Use of Probability Methods in Medical Studies
Use of Probability Methods in Medical Studies
Probability methods are essential in medical studies to:
- Estimate the likelihood that a patient has a disease given certain risk factors (e.g. smoking, obesity).
- Evaluate the accuracy of diagnostic tests (sensitivity, specificity).
- Calculate the chance of disease in different populations or under different conditions.
- Assess associations between risk factors and disease outcomes using conditional probability and Bayes’ theorem.

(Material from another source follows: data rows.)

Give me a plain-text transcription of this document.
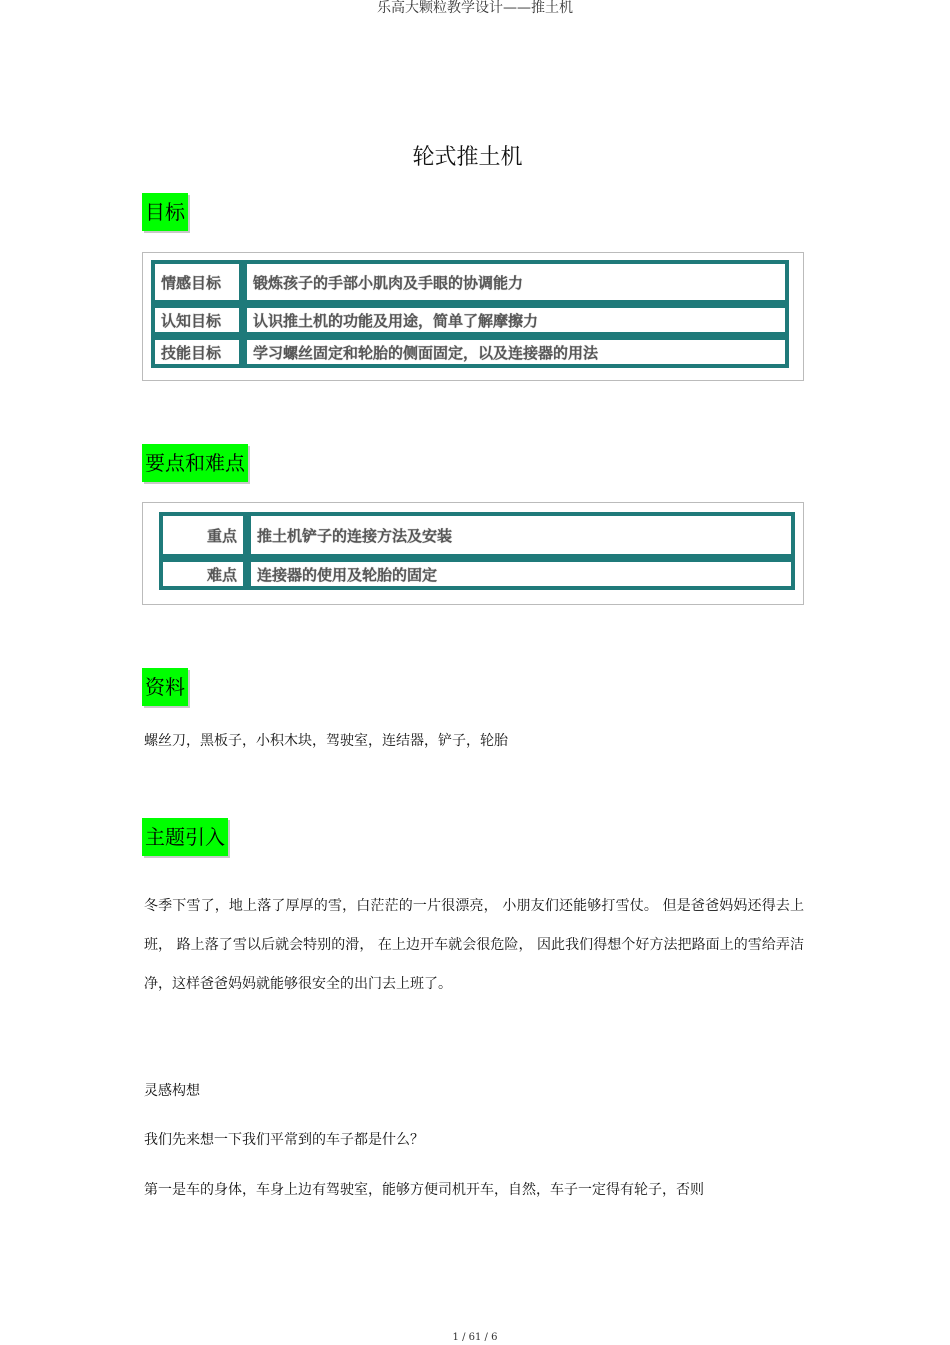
乐高大颗粒教学设计——推土机
轮式推土机
目标
情感目标	锻炼孩子的手部小肌肉及手眼的协调能力
认知目标	认识推土机的功能及用途，简单了解摩擦力
技能目标	学习螺丝固定和轮胎的侧面固定，以及连接器的用法
要点和难点
重点	推土机铲子的连接方法及安装
难点	连接器的使用及轮胎的固定
资料
螺丝刀，黑板子，小积木块，驾驶室，连结器，铲子，轮胎
主题引入
冬季下雪了，地上落了厚厚的雪，白茫茫的一片很漂亮， 小朋友们还能够打雪仗。 但是爸爸妈妈还得去上班， 路上落了雪以后就会特别的滑， 在上边开车就会很危险， 因此我们得想个好方法把路面上的雪给弄洁净，这样爸爸妈妈就能够很安全的出门去上班了。
灵感构想
我们先来想一下我们平常到的车子都是什么？
第一是车的身体，车身上边有驾驶室，能够方便司机开车，自然，车子一定得有轮子，否则
1 / 61 / 6
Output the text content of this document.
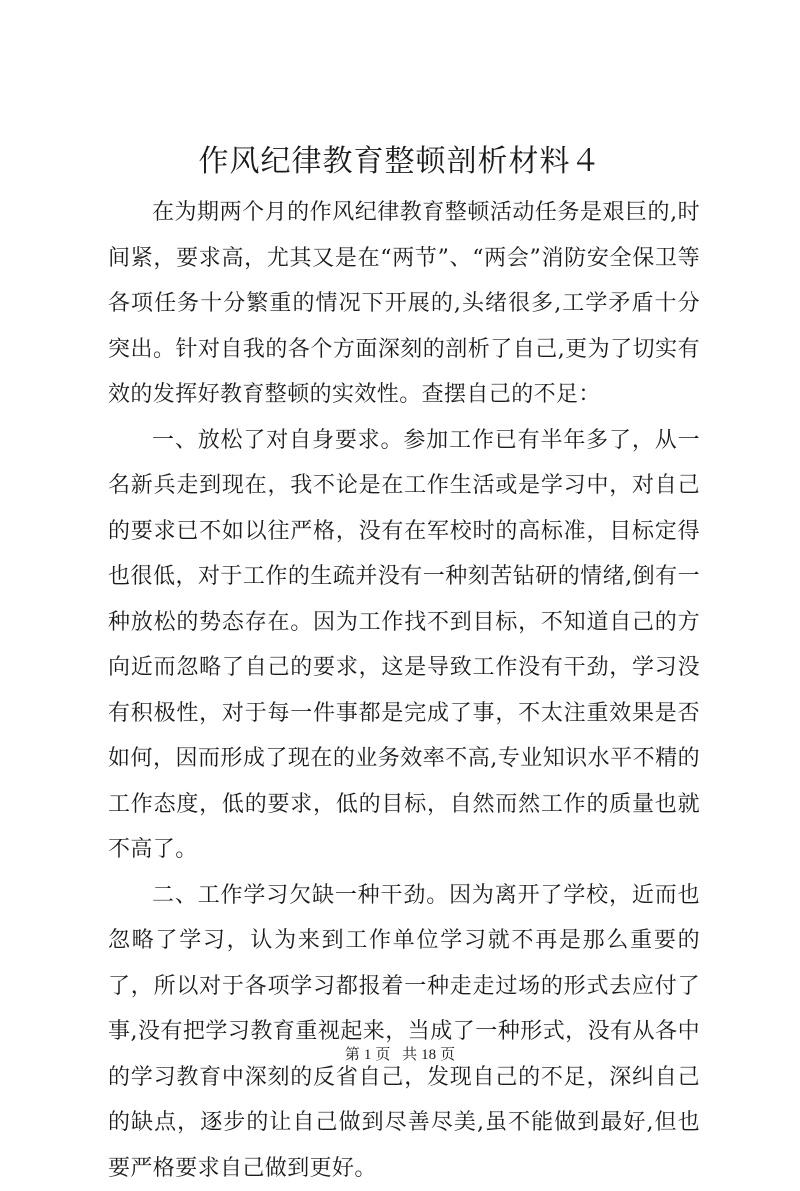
作风纪律教育整顿剖析材料４

在为期两个月的作风纪律教育整顿活动任务是艰巨的,时间紧，要求高，尤其又是在“两节”、“两会”消防安全保卫等各项任务十分繁重的情况下开展的,头绪很多,工学矛盾十分突出。针对自我的各个方面深刻的剖析了自己,更为了切实有效的发挥好教育整顿的实效性。查摆自己的不足：

一、放松了对自身要求。参加工作已有半年多了，从一名新兵走到现在，我不论是在工作生活或是学习中，对自己的要求已不如以往严格，没有在军校时的高标准，目标定得也很低，对于工作的生疏并没有一种刻苦钻研的情绪,倒有一种放松的势态存在。因为工作找不到目标，不知道自己的方向近而忽略了自己的要求，这是导致工作没有干劲，学习没有积极性，对于每一件事都是完成了事，不太注重效果是否如何，因而形成了现在的业务效率不高,专业知识水平不精的工作态度，低的要求，低的目标，自然而然工作的质量也就不高了。

二、工作学习欠缺一种干劲。因为离开了学校，近而也忽略了学习，认为来到工作单位学习就不再是那么重要的了，所以对于各项学习都报着一种走走过场的形式去应付了事,没有把学习教育重视起来，当成了一种形式，没有从各中的学习教育中深刻的反省自己，发现自己的不足，深纠自己的缺点，逐步的让自己做到尽善尽美,虽不能做到最好,但也要严格要求自己做到更好。

第 1 页 共 18 页
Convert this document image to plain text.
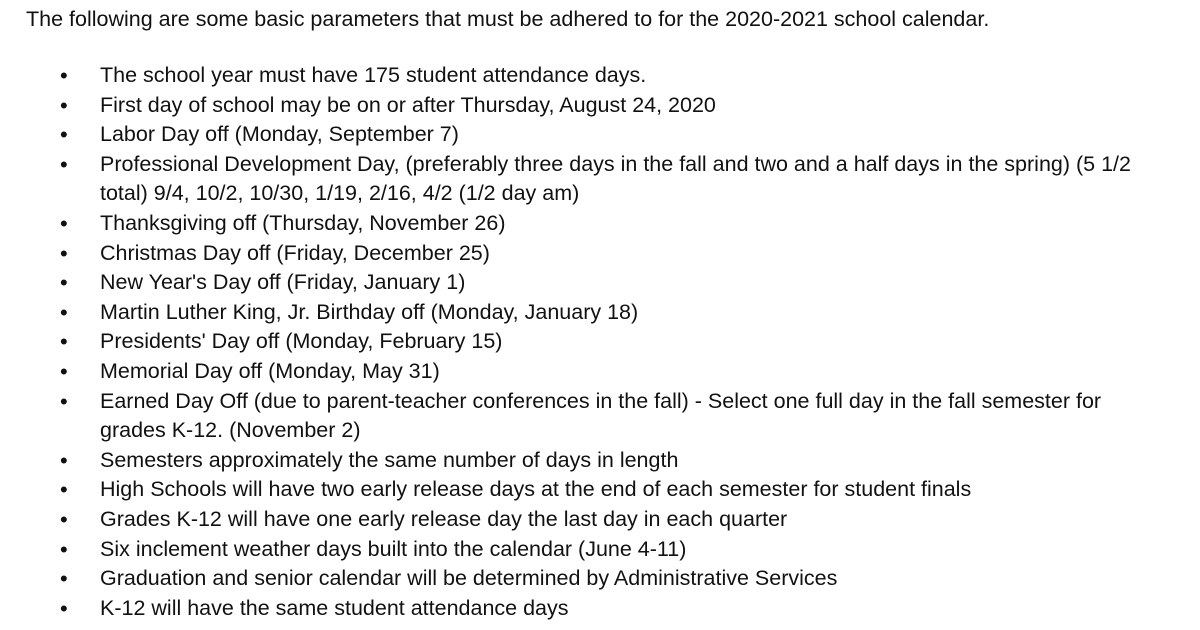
The following are some basic parameters that must be adhered to for the 2020-2021 school calendar.

• The school year must have 175 student attendance days.
• First day of school may be on or after Thursday, August 24, 2020
• Labor Day off (Monday, September 7)
• Professional Development Day, (preferably three days in the fall and two and a half days in the spring) (5 1/2 total) 9/4, 10/2, 10/30, 1/19, 2/16, 4/2 (1/2 day am)
• Thanksgiving off (Thursday, November 26)
• Christmas Day off (Friday, December 25)
• New Year's Day off (Friday, January 1)
• Martin Luther King, Jr. Birthday off (Monday, January 18)
• Presidents' Day off (Monday, February 15)
• Memorial Day off (Monday, May 31)
• Earned Day Off (due to parent-teacher conferences in the fall) - Select one full day in the fall semester for grades K-12. (November 2)
• Semesters approximately the same number of days in length
• High Schools will have two early release days at the end of each semester for student finals
• Grades K-12 will have one early release day the last day in each quarter
• Six inclement weather days built into the calendar (June 4-11)
• Graduation and senior calendar will be determined by Administrative Services
• K-12 will have the same student attendance days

Typically, these methods involve:
- Conditional probabilities: \( P(\text{Disease} \mid \text{Risk factor}) \)
- Bayes’ theorem to update beliefs based on new evidence (e.g. test results)
- Tree diagrams, tables or Venn diagrams for visualization
Example:
In a study:
5% of a population has Disease X.
20% of those with Disease X are smokers.
10% of those without Disease X are smokers.
If a randomly selected person is a smoker, what is the probability they have Disease X?
▶️ Answer/Explanation
\( D \): has Disease X, \( D’ \): no Disease X
\( S \): smoker
\( P(D) = 0.05 \), \( P(D’) = 0.95 \)
\( P(S \mid D) = 0.20 \)
\( P(S \mid D’) = 0.10 \)
Apply Bayes’ theorem
\( P(D \mid S) = \frac{P(D) P(S \mid D)}{P(D) P(S \mid D) + P(D’) P(S \mid D’)} \)
= \( \frac{0.05 \times 0.20}{0.05 \times 0.20 + 0.95 \times 0.10} \)
= \( \frac{0.01}{0.01 + 0.095} = \frac{0.01}{0.105} \approx 0.095 \)
Conclusion: The probability that a smoker has Disease X is about 9.5%.